The new helpline will aid Scottish organisations in their recovery from cyber-attacks.

In the face of rising cyber threats towards businesses and charities, the Scottish Business Resilience Centre (SBRC) has launched the UK’s first cyber incident response helpline for the SME community.

Launched in partnership with the Scottish Government and Police Scotland, the new initiative will help victims of cybercrime access advice and support to aid recovery.

Since Covid-19 restrictions came into force in March, many organisations have dealt with an increased dependence on technology to support both remote working and to take their businesses online.

SBRC said this rapid shift has placed unprecedented demands on their cyber defences and has resulted in a corresponding rise in cyber incidences for businesses, either through deliberate targeting by cybercriminals or accidental events with unintended consequences.

Jude McCorry, SBRC CEO, said: “Now more than ever, businesses need to ensure the security of their operations.
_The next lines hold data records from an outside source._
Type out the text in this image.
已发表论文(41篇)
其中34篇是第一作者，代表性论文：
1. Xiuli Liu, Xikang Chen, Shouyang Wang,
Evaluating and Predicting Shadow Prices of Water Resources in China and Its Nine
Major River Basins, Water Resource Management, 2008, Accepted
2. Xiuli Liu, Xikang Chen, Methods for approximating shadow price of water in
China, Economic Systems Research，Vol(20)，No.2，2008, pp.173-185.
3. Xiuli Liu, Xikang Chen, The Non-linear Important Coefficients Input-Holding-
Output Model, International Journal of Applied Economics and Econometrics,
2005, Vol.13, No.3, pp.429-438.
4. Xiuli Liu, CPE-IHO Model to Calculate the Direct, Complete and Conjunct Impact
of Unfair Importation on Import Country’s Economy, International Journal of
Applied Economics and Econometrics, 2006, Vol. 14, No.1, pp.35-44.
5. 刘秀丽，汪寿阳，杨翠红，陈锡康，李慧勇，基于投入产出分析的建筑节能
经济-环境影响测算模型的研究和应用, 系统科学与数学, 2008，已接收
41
Through webinars and other outreach programmes, we have worked hard to help organisations understand the importance of cybersecurity.

“This helpline is the next step towards ensuring businesses get the help they need to recover from cyber incidents with limited impact on their operations and customers. With our cadre of security experts and expertise across a range of industries, the SBRC is uniquely placed to help Scottish businesses understand, contain, and recover from cyber-attacks.”

The free helpline will help organisations confirm they have been the victim of an attack and, if so, provide expert guidance to get them back to secure operations.

Organisations that are concerned about security in general can also get in touch to confirm they have the right processes in place.

Mark Cunningham-Dickie, SBRC’s newly-appointed Cyber Incident and Response Manager, will manage the helpline and serve as callers’ first point of contact, filtering calls to other security experts as required.

He said: “There are many ways a business can experience a security incident, with different levels of complexity. Whether a cyber incident occurs through deliberate targeting or human error, the end result is the same: a disruptive effect on business operations.”


Commenting on the partnership, DCC Malcolm Graham added: “Scottish businesses are facing a myriad of challenges this year. We expect the number of cyber-attacks to continue to rise as criminals take advantage of businesses relying on technology.

“We are keen to do our part in ensuring Scottish businesses survive this pandemic. I urge anyone with even slight concerns about their organisation’s IT security to call the SBRC and if they think there is criminal activity to report the crime to Police Scotland.”